In Hooked on Hooking Up, Or What's Wrong With Conservative View Of Marriage I took an editorial by Stanley Kurtz and two editorials by William Raspberry as examples of what is wrong with the conservative "defense" of marriage:
"Yes, gay marriage and the evolution of straight marriage go hand-in-hand. But Kurtz is afraid of it, instead of celebrating it. This is yet another step in a long line of advances towards equality of sexes. First, women managed to win the battle for not being their husband's property. Later, they won the right to own property. Choosing a husband, not paying dowry, divorcing , working outside the house, voting, taking contraception, having an abortion, running for office, .... those are all victories that women won over the past century or so, always against the screaming horror of conservatives who thought, at each of these junctures, that the fabric of the society is unravelling and that the End of the World will result from those immoral shameless practices."

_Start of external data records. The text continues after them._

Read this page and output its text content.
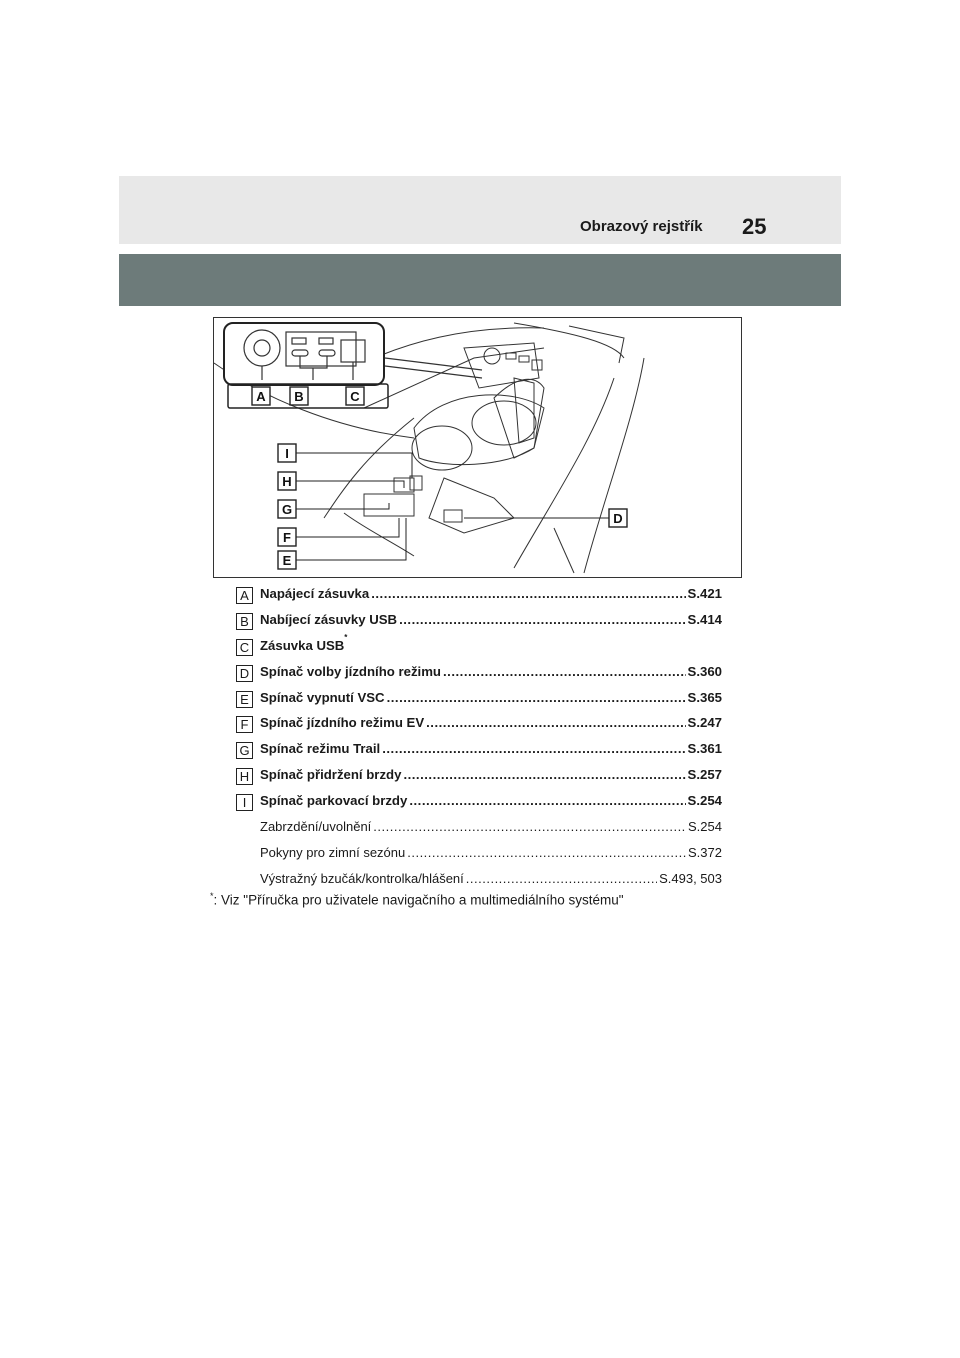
Obrazový rejstřík 25
A B	C
I
H
G
F
E
D
A Napájecí zásuvka .....	S.421
B Nabíjecí zásuvky USB .....	S.414
C Zásuvka USB
*
D Spínač volby jízdního režimu .....	S.360
E Spínač vypnutí VSC .....	S.365
F Spínač jízdního režimu EV .....	S.247
G Spínač režimu Trail .....	S.361
H Spínač přidržení brzdy .....	S.257
I	Spínač parkovací brzdy .....	S.254
Zabrzdění/uvolnění .....	S.254
Pokyny pro zimní sezónu .....	S.372
Výstražný bzučák/kontrolka/hlášení .....	S.493, 503
*: Viz "Příručka pro uživatele navigačního a multimediálního systému"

Finally, I think that marriage, gender-relationships and sex are the core of all politics, not just the Culture Wars:Book Review: George Lakoff 'Moral Politics' and E.J.Graff 'What Is Marriage For?':
"The history of marriage can be seen as a constant struggle between the two ideologies, one bent on keeping the moral authority of the white straight adult rich male, the other fighting for equality of all people. Every change in the definition of marriage was a blow to the conservative core model, and a victory for the liberal worldview. Giving women right to own property, granting legal equality, allowing contraception, or divorce, allowing inter-racial marriage and, currently, allowing same-sex marriage, are some of the stages of evolution of marriage, from a feudal economic arrangement designed for the strengthenig of the clan, towards marriage as a love relationship between two equal human beings."
So, what do you think? How is the institution of marriage going to change over the next few decades? How should we prepare our children for such changes?